The Breakfast Table

The Hand of Fate

Dear Tim,

Danforth? No way. He just exonerated the feds at Waco. With Pat Buchanan lurking in the wings, Bush can ill afford to piss off the evangelical pedophilic survivalist vote. And why does everyone think Powell is more of a Desert Storm hero than Cheney was? The meanest weapons Powell handled in that war were an easel and pointer. Remember what he said about the Iraqi army at that press conference, jabbing his stick into a map of Kuwait? “First we’re gonna cut it off, and then we’re gonna kill it.” We? Somebody tell that to the grunts.

You’re preaching to the choir about Bradley. He’s a pious simpleton. But reporters, like readers, reserve scrutiny for those with whom they disagree. If a columnist takes a position you favor, you don’t question how he reached that conclusion. He got the right answer, so you don’t check his math. Bradley gave all the right (read: liberal) answers, so the press gave him a pass. And his language was so poetic. We thought he spoke slowly and vaguely because that’s all the masses could understand. It turned out that he spoke that way because that’s all he could understand.

Last fall, I worried that I might have to choose between Bush and Bradley in the general election. I decided that if that happened, voting for Bush was worth sleeping on the couch for a week or two. The way I figured it, given a choice between two simpletons, you should always vote for the one who knows he’s a simpleton. Bush, unlike Bradley, struck me as a guy who knew his limits and would turn to others for advice and a balance of perspectives. But the more I see of Bush, the more I lose confidence in his lack of confidence. Fielding questions about missile defense, Social Security privatization, and death penalty administration, he clings to certainty where none is justified. His confidence is a reflex. Look at the Washington Post’s series on the influences that have shaped his thinking: absolute loyalty, dismissive anti-intellectualism, and a simplistic, self-reassuring brand of religion. What makes Gore grating is that he oversimplifies the truth when he knows better. But at least he knows better.

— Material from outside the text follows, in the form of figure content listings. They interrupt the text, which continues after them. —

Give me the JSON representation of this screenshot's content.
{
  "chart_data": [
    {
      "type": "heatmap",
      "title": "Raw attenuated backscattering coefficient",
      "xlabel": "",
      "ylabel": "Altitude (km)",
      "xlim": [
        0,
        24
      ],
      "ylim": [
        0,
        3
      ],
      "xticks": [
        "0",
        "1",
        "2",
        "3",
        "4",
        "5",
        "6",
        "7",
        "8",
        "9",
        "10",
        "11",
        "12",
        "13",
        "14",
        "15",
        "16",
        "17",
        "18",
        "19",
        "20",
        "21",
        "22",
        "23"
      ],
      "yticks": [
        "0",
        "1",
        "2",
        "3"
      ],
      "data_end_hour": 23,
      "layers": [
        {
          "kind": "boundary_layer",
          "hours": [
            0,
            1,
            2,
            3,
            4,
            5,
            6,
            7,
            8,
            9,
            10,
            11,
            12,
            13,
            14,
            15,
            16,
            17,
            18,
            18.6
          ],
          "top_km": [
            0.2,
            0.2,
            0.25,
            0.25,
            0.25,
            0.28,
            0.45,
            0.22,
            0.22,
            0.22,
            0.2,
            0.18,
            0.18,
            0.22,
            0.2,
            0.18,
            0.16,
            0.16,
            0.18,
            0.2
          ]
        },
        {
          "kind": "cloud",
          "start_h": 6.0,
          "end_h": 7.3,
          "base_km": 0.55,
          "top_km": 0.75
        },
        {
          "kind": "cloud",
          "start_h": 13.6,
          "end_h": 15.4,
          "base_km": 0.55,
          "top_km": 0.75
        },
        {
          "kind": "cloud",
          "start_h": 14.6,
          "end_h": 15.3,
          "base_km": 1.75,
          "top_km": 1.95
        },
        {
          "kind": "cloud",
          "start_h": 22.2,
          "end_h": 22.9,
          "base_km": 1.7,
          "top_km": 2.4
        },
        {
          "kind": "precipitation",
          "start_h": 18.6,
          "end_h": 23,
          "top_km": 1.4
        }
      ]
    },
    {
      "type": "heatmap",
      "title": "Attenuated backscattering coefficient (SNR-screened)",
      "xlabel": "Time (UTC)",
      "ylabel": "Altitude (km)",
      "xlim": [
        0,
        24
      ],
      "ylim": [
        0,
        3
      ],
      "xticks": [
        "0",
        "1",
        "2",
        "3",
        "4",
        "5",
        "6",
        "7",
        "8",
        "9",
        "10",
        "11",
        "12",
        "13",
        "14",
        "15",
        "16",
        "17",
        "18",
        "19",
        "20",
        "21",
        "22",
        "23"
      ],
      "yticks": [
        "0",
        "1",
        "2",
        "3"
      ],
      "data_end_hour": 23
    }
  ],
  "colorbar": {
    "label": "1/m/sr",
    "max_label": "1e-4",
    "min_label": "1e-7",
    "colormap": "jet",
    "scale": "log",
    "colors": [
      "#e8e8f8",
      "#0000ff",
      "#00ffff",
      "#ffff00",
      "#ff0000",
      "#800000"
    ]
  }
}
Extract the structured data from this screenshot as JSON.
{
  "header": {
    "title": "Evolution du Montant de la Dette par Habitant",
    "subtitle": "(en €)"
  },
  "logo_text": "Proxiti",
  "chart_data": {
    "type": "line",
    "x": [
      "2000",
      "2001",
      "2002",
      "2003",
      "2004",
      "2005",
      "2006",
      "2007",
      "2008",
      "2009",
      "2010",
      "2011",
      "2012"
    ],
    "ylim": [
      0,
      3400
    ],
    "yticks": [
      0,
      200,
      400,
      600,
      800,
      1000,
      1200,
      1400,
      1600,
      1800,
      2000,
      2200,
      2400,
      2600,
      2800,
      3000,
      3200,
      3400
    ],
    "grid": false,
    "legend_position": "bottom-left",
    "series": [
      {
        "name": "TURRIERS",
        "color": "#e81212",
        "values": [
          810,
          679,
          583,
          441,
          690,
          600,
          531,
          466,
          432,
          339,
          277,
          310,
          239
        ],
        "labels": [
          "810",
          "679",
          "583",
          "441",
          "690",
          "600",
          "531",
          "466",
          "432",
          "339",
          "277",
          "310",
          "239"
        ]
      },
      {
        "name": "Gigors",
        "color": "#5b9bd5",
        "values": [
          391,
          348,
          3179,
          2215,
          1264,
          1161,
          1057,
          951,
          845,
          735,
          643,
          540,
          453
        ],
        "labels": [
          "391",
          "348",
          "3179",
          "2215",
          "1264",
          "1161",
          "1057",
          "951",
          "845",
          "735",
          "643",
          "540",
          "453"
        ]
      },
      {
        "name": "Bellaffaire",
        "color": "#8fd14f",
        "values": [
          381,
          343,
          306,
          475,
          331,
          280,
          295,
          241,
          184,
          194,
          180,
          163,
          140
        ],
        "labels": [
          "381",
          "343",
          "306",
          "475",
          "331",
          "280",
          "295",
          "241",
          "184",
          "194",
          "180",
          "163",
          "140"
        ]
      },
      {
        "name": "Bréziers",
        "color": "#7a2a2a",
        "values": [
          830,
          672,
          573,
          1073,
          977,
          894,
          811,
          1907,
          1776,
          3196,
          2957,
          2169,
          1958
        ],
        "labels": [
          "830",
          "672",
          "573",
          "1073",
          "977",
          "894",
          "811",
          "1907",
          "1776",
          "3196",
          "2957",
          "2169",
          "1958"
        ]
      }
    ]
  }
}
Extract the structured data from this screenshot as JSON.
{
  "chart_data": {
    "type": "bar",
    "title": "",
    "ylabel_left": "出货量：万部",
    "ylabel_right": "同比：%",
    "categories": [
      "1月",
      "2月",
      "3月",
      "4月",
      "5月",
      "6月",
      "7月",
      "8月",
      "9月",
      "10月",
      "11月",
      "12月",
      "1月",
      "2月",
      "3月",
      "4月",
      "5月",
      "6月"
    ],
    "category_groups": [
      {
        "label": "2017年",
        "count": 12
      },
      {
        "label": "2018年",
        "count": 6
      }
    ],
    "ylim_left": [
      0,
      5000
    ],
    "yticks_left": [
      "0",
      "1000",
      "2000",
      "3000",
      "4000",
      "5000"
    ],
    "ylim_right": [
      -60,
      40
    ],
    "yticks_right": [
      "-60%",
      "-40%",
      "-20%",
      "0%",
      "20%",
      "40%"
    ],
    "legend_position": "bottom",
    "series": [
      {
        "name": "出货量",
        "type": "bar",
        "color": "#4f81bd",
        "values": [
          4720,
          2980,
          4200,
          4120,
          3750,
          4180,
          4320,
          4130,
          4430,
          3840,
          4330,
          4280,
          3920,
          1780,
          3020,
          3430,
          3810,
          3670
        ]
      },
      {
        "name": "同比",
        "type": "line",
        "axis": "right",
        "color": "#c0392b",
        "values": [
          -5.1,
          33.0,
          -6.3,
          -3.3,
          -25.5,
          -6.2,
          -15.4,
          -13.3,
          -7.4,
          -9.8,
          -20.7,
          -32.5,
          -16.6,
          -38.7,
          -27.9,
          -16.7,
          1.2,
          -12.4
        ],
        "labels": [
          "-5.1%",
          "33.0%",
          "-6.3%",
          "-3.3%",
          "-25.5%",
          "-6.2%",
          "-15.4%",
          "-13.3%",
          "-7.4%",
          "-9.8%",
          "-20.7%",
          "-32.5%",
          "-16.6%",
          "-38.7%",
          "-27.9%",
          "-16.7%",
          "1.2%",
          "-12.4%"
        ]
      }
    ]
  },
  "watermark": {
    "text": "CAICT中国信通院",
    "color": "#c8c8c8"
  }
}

While we’re on the subject of veep speculation, let’s not let the Democrats off the hook. Today’s Times includes a political obit of Energy Secretary Bill Richardson, whose “name is no longer on any list” of potential running mates for Gore, thanks to the Los Alamos security fiasco and the explosion of gas prices. The Times portrays this as a tragedy, since Richardson was supposed to be the Great Hispanic Hope. But Richardson is exactly what Gore doesn’t need: another politician who can’t resist taking credit when things go well and can’t accept blame when things go wrong. As self-appointed U.S. ambassador to tyrants and terrorists, Richardson inserted himself in the middle of every inevitable hostage- or prisoner-release. But now that his promises to protect U.S. nuclear secrets have been exposed as a farce, he tells the Times, “My conscience is very clear that I’ve done everything I can on security. … I happen to be the fall guy for some of this.” So who’s to blame for Richardson’s exit from the veep list?  “I believe in fate,” he muses. “It’s a decision based on a lot of factors that I can’t control.” Factors you can’t control? You mean, like the Internet?